The Eyes of Reason: A Novel by Stefan Heym

The Eyes of Reason: A Novel by Stefan Heym

Author:Stefan Heym [Heym, Stefan]
Language: eng
Format: epub
Tags: Communism; Post-Communism & Socialism, Russia & the Former Soviet Union, Fascism & Totalitarianism, Political Ideologies, Political Science, World, History, Russian & Former Soviet Union
ISBN: 9781787209756
Google: NTxODwAAQBAJ
Goodreads: 39988447
Publisher: Muriwai Books
Published: 1951-01-01T00:00:00+00:00


CHAPTER TWO

THERE was something odd, something almost unprofessional in Karel’s reaction to the patient. He tried to figure it out as he watched the man slip on his gray woolen shirt and knitted vest. They were the ordinary man’s pieces of clothing, yet to Karel they spelled out Wehrmacht supplies. With sharp suddenness, he recognized his feeling: for so many years he had been in the power of men like the Sudeten German silently busy with his buttons, that the reversal still seemed improbable and daring.

Karel observed the give of the vest over the paunchy stomach. “You’re the last patient today, Ebbing?” he asked.

The man held rigidly to his half-military, half-servile stance. “The last one, yes, sir.” His eyes slid toward the form Karel was filling out. “I beg pardon,” he went on, “but I couldn’t help it if I was late. Mr. Joseph Benda gave orders that this shipment had to go out, and I must check it, every single crate. If I’ve held up the doctor—I mean, it wasn’t my fault—and I hope it won’t make any difference in—” He looked at the form sheet .again, squinting with the effort to read Karel’s notations.

“You may go, Ebbing,” said Karel.

The man’s eyes jumped away from the sheet. “Then, with your kind permission,” he said hastily, “I wish you a Merry Christmas, Dr. Benda.”

“Thank you.”

Karel stared at the back of Ebbing’s neck as the man made for the door. It was a red, sturdy neck, bullish and straight, and it bulged a little over the tight collar. At the door, knob in hand, Ebbing turned. His light-blue pupils trembled in his pink-veined eyes as he said, “If you send me away, Dr. Benda, I’m going to die—” his excitement gave his Czech a German inflection—“die in the gutter somewhere like a mangy dog. And I have family. I’ve lived here in Martinice all my life....”

“With the exception of the time you served in the German Army.”

“Yes, sir,” said Ebbing. “But they discharged me and let me go home, with my ulcers and my bad heart.”

“You gave me your medical history. I’ve examined you.”

“What are you going to report, Dr. Benda?”

“You will be notified.”

The blue eyes hardened in a quick gleam of hate. Then the man was gone. Merry Christmas, indeed. Karel wrote at the bottom of the sheet: O.K. for transfer. He screwed on the top of his fountain pen, clipped it into the breast pocket of his jacket, and began to pack up his instruments.
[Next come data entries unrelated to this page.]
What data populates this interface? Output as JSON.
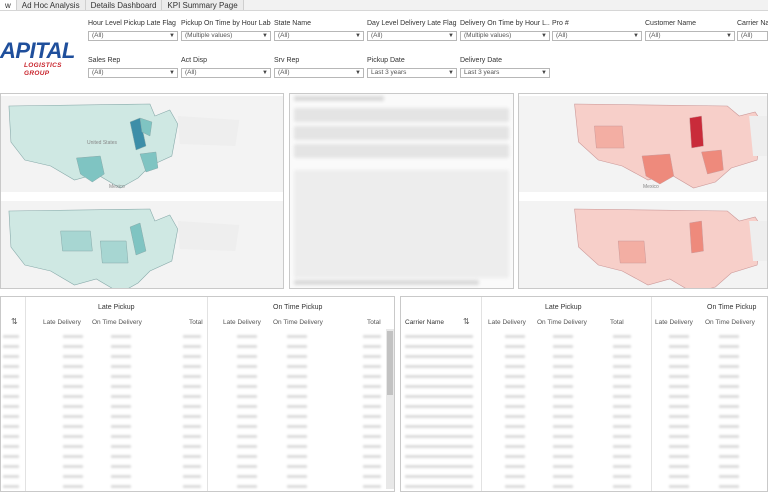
{
  "tabs": [
    "w",
    "Ad Hoc Analysis",
    "Details Dashboard",
    "KPI Summary Page"
  ],
  "logo": {
    "main": "APITAL",
    "sub": "LOGISTICS GROUP"
  },
  "filters": [
    {
      "label": "Hour Level Pickup Late Flag",
      "value": "(All)"
    },
    {
      "label": "Pickup On Time by Hour Label",
      "value": "(Multiple values)"
    },
    {
      "label": "State Name",
      "value": "(All)"
    },
    {
      "label": "Day Level Delivery Late Flag",
      "value": "(All)"
    },
    {
      "label": "Delivery On Time by Hour L...",
      "value": "(Multiple values)"
    },
    {
      "label": "Pro #",
      "value": "(All)"
    },
    {
      "label": "Customer Name",
      "value": "(All)"
    },
    {
      "label": "Carrier Nam",
      "value": "(All)"
    },
    {
      "label": "Sales Rep",
      "value": "(All)"
    },
    {
      "label": "Act Disp",
      "value": "(All)"
    },
    {
      "label": "Srv Rep",
      "value": "(All)"
    },
    {
      "label": "Pickup Date",
      "value": "Last 3 years"
    },
    {
      "label": "Delivery Date",
      "value": "Last 3 years"
    }
  ],
  "maps": {
    "country_label": "United States",
    "mexico_label": "Mexico"
  },
  "left_table": {
    "groups": [
      "Late Pickup",
      "On Time Pickup"
    ],
    "columns": [
      "Late Delivery",
      "On Time Delivery",
      "Total",
      "Late Delivery",
      "On Time Delivery",
      "Total"
    ]
  },
  "right_table": {
    "row_header": "Carrier Name",
    "groups": [
      "Late Pickup",
      "On Time Pickup"
    ],
    "columns": [
      "Late Delivery",
      "On Time Delivery",
      "Total",
      "Late Delivery",
      "On Time Delivery"
    ]
  },
  "colors": {
    "teal_light": "#cfe8e3",
    "teal_mid": "#7fc4c2",
    "teal_dark": "#3d8ea8",
    "red_light": "#f7cfc9",
    "red_mid": "#ee8a7c",
    "red_dark": "#c92b3a",
    "logo_blue": "#1f4f9c"
  }
}
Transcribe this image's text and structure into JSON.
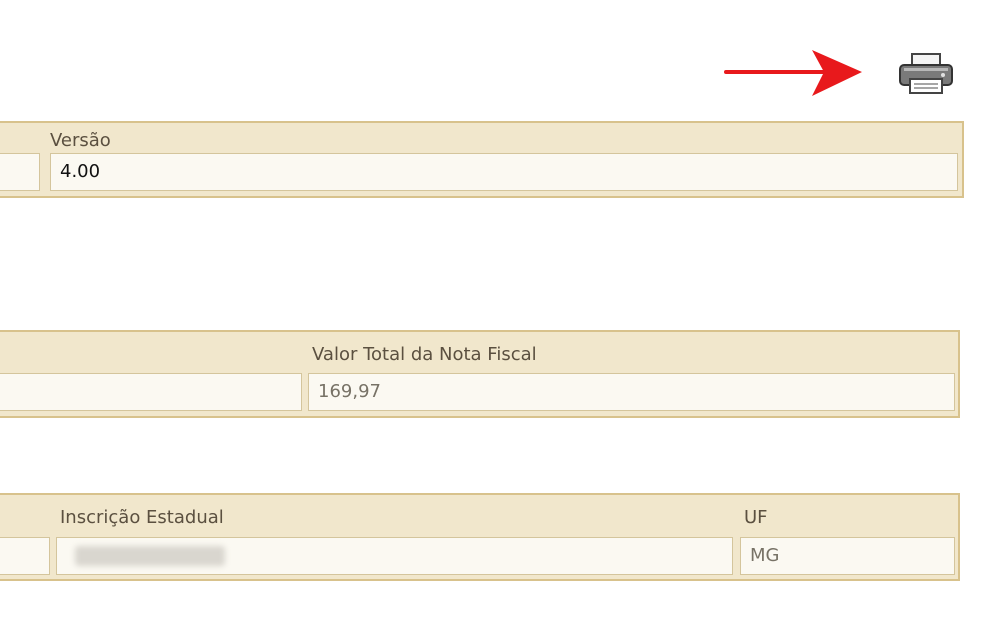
{
  "toolbar": {
    "arrow_color": "#e8191c",
    "print_icon": "printer-icon"
  },
  "sections": {
    "version": {
      "label": "Versão",
      "value": "4.00"
    },
    "totals": {
      "label": "Valor Total da Nota Fiscal",
      "value": "169,97"
    },
    "emitter": {
      "ie_label": "Inscrição Estadual",
      "uf_label": "UF",
      "uf_value": "MG"
    }
  },
  "colors": {
    "section_bg": "#f1e7cc",
    "section_border": "#d8c28c",
    "field_bg": "#fbf9f2"
  }
}
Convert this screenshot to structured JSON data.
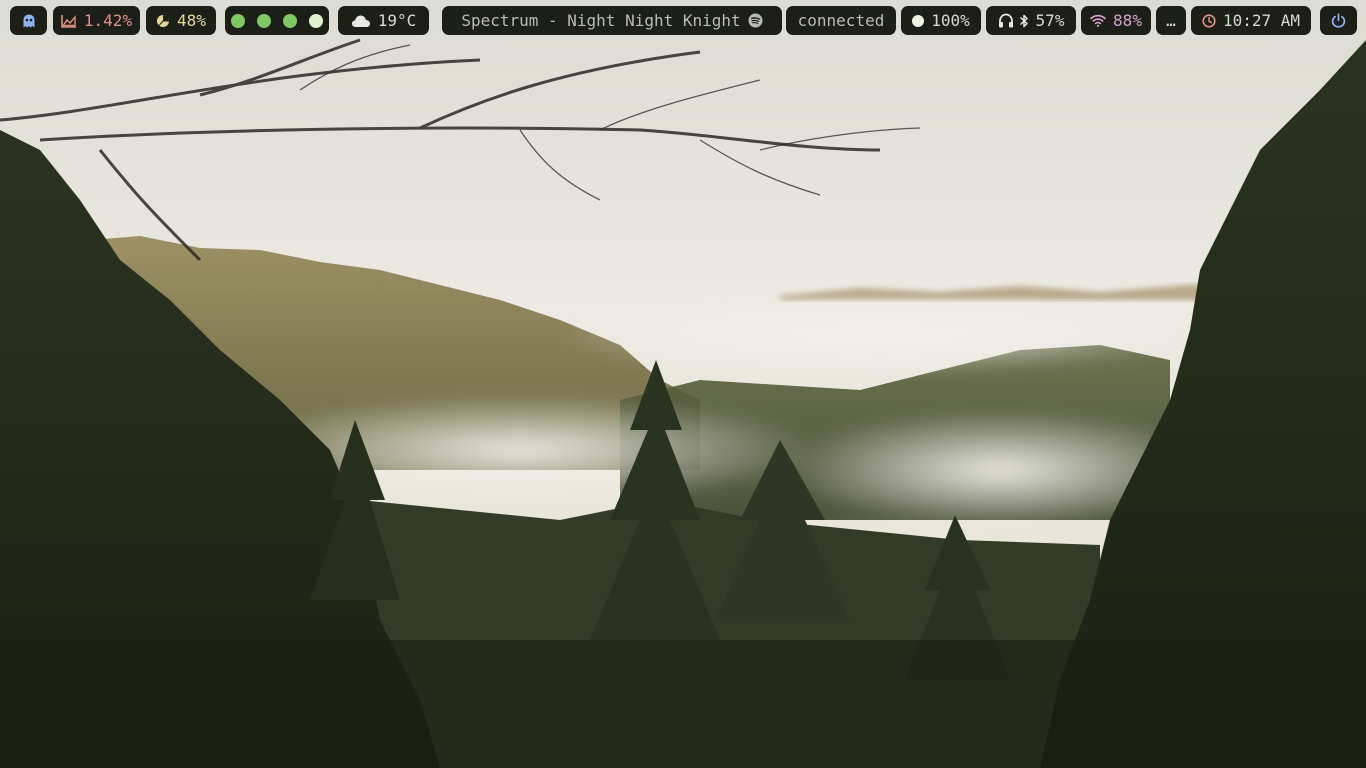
{
  "bar": {
    "launcher": {
      "icon": "ghost-icon"
    },
    "cpu": {
      "icon": "chart-area-icon",
      "value": "1.42%"
    },
    "memory": {
      "icon": "pie-chart-icon",
      "value": "48%"
    },
    "workspaces": [
      {
        "color": "#7fc864",
        "active": false
      },
      {
        "color": "#7fc864",
        "active": false
      },
      {
        "color": "#7fc864",
        "active": false
      },
      {
        "color": "#dff1cf",
        "active": true
      }
    ],
    "weather": {
      "icon": "cloud-icon",
      "value": "19°C"
    },
    "media": {
      "title": "Spectrum - Night Night Knight",
      "icon": "spotify-icon"
    },
    "vpn": {
      "status": "connected"
    },
    "brightness": {
      "icon": "brightness-dot-icon",
      "value": "100%"
    },
    "bluetooth": {
      "icons": [
        "headphones-icon",
        "bluetooth-icon"
      ],
      "value": "57%"
    },
    "wifi": {
      "icon": "wifi-icon",
      "value": "88%"
    },
    "tray": {
      "label": "…"
    },
    "clock": {
      "icon": "clock-icon",
      "value": "10:27 AM"
    },
    "power": {
      "icon": "power-icon"
    }
  },
  "colors": {
    "pill_bg": "#1b1f17",
    "red": "#e08f84",
    "yellow": "#e6d89a",
    "green": "#7fc864",
    "pink": "#d6a3cf",
    "blue": "#8fb1f0"
  }
}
He disliked his semi-weekly visits to the Hammer Works, and he had come to dislike the last few especially. The SS medics in Buchenwald had restricted themselves to a glance at their victims and a flick of the thumb; he gave a thorough examination to each man on the deportation list, and to every member of the prospective deportee’s family. The SS medics had weeded out the weak and helpless and sent them to their deaths; he made sure that the Germans picked to be shipped to Germany were strong and healthy.